Chart Patterns
All 24 classic chart patterns: Head and Shoulders, Double Top, Cup and Handle, Triangles, Wedges, Flags, Pennants, Gaps. With reliability stats and real OHLC examples.
Practice all 24 patterns offline in the Candle Trader app. Interactive charts, identification rules, psychology and quiz questions for each one.
Double Top
72%Bearish reversal formed by two peaks at roughly the same price. Buyers failed to break resistance on the second attempt, and sellers regain control.
Double Bottom
74%Bullish reversal formed by two troughs at roughly the same price. Sellers failed to break support on the second attempt, and buyers regain control.
Head and Shoulders
83%Bearish reversal with three peaks: a higher middle peak (head) flanked by two lower peaks (shoulders). One of the most reliable reversal patterns in technical analysis.
Inverse Head and Shoulders
82%Bullish reversal with three troughs: a deeper middle trough (head) flanked by two higher troughs (shoulders). Marks the end of a downtrend as buyers gain conviction.
Triple Top
78%Bearish reversal with three peaks at the same resistance level. Stronger than a double top: sellers defended the level three times, signaling sustained selling pressure.
Triple Bottom
76%Bullish reversal with three troughs at the same support level. Indicates strong, persistent buying interest at that price zone.
Cup and Handle
71%Bullish continuation that resembles a teacup. A large rounded base (cup) is followed by a smaller sideways-to-down consolidation (handle), then a breakout to new highs.
Rounding Bottom
65%Long-term bullish reversal characterized by a slow, gradual curve from downtrend to uptrend. Also called a saucer. Reflects a gradual shift in sentiment over weeks or months.
Bull Flag
68%Short-term bullish continuation that forms after a sharp price advance. A brief, downward-drifting consolidation (the flag) precedes the resumption of the uptrend.
Bear Flag
66%Short-term bearish continuation that forms after a sharp decline. A brief, upward-drifting consolidation (the flag) precedes the continuation of the downtrend.
Bull Pennant
66%Bullish continuation similar to a bull flag, but the consolidation forms a small symmetrical triangle (pennant) instead of a rectangle. Marks a brief pause before the trend resumes.
Bear Pennant
65%Bearish continuation that forms after a sharp drop. A symmetrical triangle consolidation (pennant) precedes the continuation of the downtrend.
Ascending Triangle
73%Bullish continuation with a flat resistance line on top and a rising support line below.
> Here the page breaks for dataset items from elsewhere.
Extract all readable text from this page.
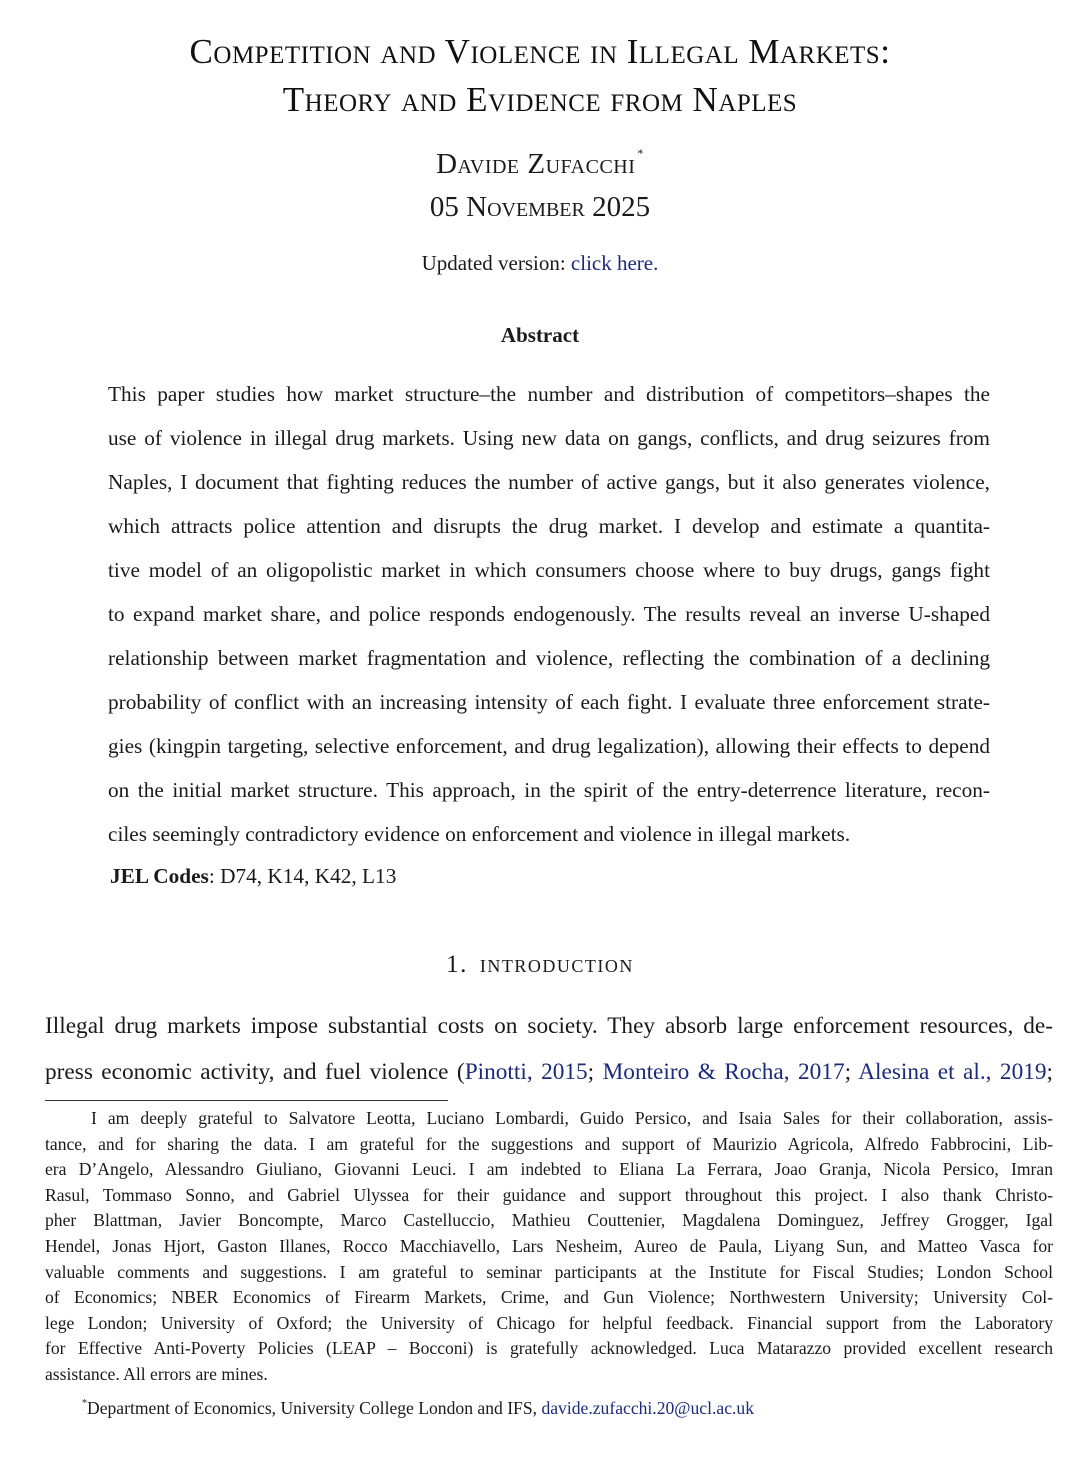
Competition and Violence in Illegal Markets:
Theory and Evidence from Naples
Davide Zufacchi *
05 November 2025
Updated version: click here.
Abstract
This paper studies how market structure–the number and distribution of competitors–shapes the
use of violence in illegal drug markets. Using new data on gangs, conflicts, and drug seizures from
Naples, I document that fighting reduces the number of active gangs, but it also generates violence,
which attracts police attention and disrupts the drug market. I develop and estimate a quantita-
tive model of an oligopolistic market in which consumers choose where to buy drugs, gangs fight
to expand market share, and police responds endogenously. The results reveal an inverse U-shaped
relationship between market fragmentation and violence, reflecting the combination of a declining
probability of conflict with an increasing intensity of each fight. I evaluate three enforcement strate-
gies (kingpin targeting, selective enforcement, and drug legalization), allowing their effects to depend
on the initial market structure. This approach, in the spirit of the entry-deterrence literature, recon-
ciles seemingly contradictory evidence on enforcement and violence in illegal markets.
JEL Codes: D74, K14, K42, L13
1. introduction
Illegal drug markets impose substantial costs on society. They absorb large enforcement resources, de-
press economic activity, and fuel violence (Pinotti, 2015; Monteiro & Rocha, 2017; Alesina et al., 2019;
I am deeply grateful to Salvatore Leotta, Luciano Lombardi, Guido Persico, and Isaia Sales for their collaboration, assis-
tance, and for sharing the data. I am grateful for the suggestions and support of Maurizio Agricola, Alfredo Fabbrocini, Lib-
era D’Angelo, Alessandro Giuliano, Giovanni Leuci. I am indebted to Eliana La Ferrara, Joao Granja, Nicola Persico, Imran
Rasul, Tommaso Sonno, and Gabriel Ulyssea for their guidance and support throughout this project. I also thank Christo-
pher Blattman, Javier Boncompte, Marco Castelluccio, Mathieu Couttenier, Magdalena Dominguez, Jeffrey Grogger, Igal
Hendel, Jonas Hjort, Gaston Illanes, Rocco Macchiavello, Lars Nesheim, Aureo de Paula, Liyang Sun, and Matteo Vasca for
valuable comments and suggestions. I am grateful to seminar participants at the Institute for Fiscal Studies; London School
of Economics; NBER Economics of Firearm Markets, Crime, and Gun Violence; Northwestern University; University Col-
lege London; University of Oxford; the University of Chicago for helpful feedback. Financial support from the Laboratory
for Effective Anti-Poverty Policies (LEAP – Bocconi) is gratefully acknowledged. Luca Matarazzo provided excellent research
assistance. All errors are mines.
*Department of Economics, University College London and IFS, davide.zufacchi.20@ucl.ac.uk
Price coils toward the resistance, building pressure for an upside breakout.
Descending Triangle
72%Bearish continuation with a flat support line and a declining resistance line. Sellers cap each rally at lower highs while buyers defend a fixed level, until support breaks.
Symmetrical Triangle
63%Neutral continuation with lower highs and higher lows converging toward an apex. The breakout direction usually follows the prior trend, but can reverse it.
Rising Wedge
69%Bearish pattern where both trendlines slope upward but converge. Price makes higher highs and higher lows, but the narrowing range signals fading momentum, often preceding a reversal.
Falling Wedge
70%Bullish pattern where both trendlines slope downward but converge. Price makes lower lows and lower highs, but the compressing range signals declining selling pressure, often preceding a reversal or trend acceleration.
Ascending Channel
67%Bullish continuation formed by two parallel upward-sloping trendlines: upper resistance and lower support. Price oscillates between them in an orderly, sustained uptrend.
Descending Channel
66%Bearish continuation formed by two parallel downward-sloping trendlines. Price oscillates between them in an orderly downtrend with sellers in control.
Horizontal Channel
63%Consolidation pattern where price oscillates between two flat horizontal levels: support and resistance. Also called a trading range or rectangle. Price eventually breaks out in one direction.
Common Gap
45%Gap that occurs frequently within a trading range or consolidation. These gaps carry little predictive value and typically fill within a few sessions. They represent temporary order imbalances.
Breakaway Gap
75%Powerful gap that occurs when price breaks out of a significant consolidation zone or pattern. Marks the start of a new, strong trend with high conviction from the dominant side.
Runaway Gap
68%Gap that occurs in the middle of a strong trend, confirming momentum and often appearing at the halfway point of the overall move. Also called a measuring gap or continuation gap.
Exhaustion Gap
64%Gap that occurs late in a trend as a final surge of buying or selling. Unlike runaway gaps, exhaustion gaps mark the END of a trend and are typically followed by a sharp reversal.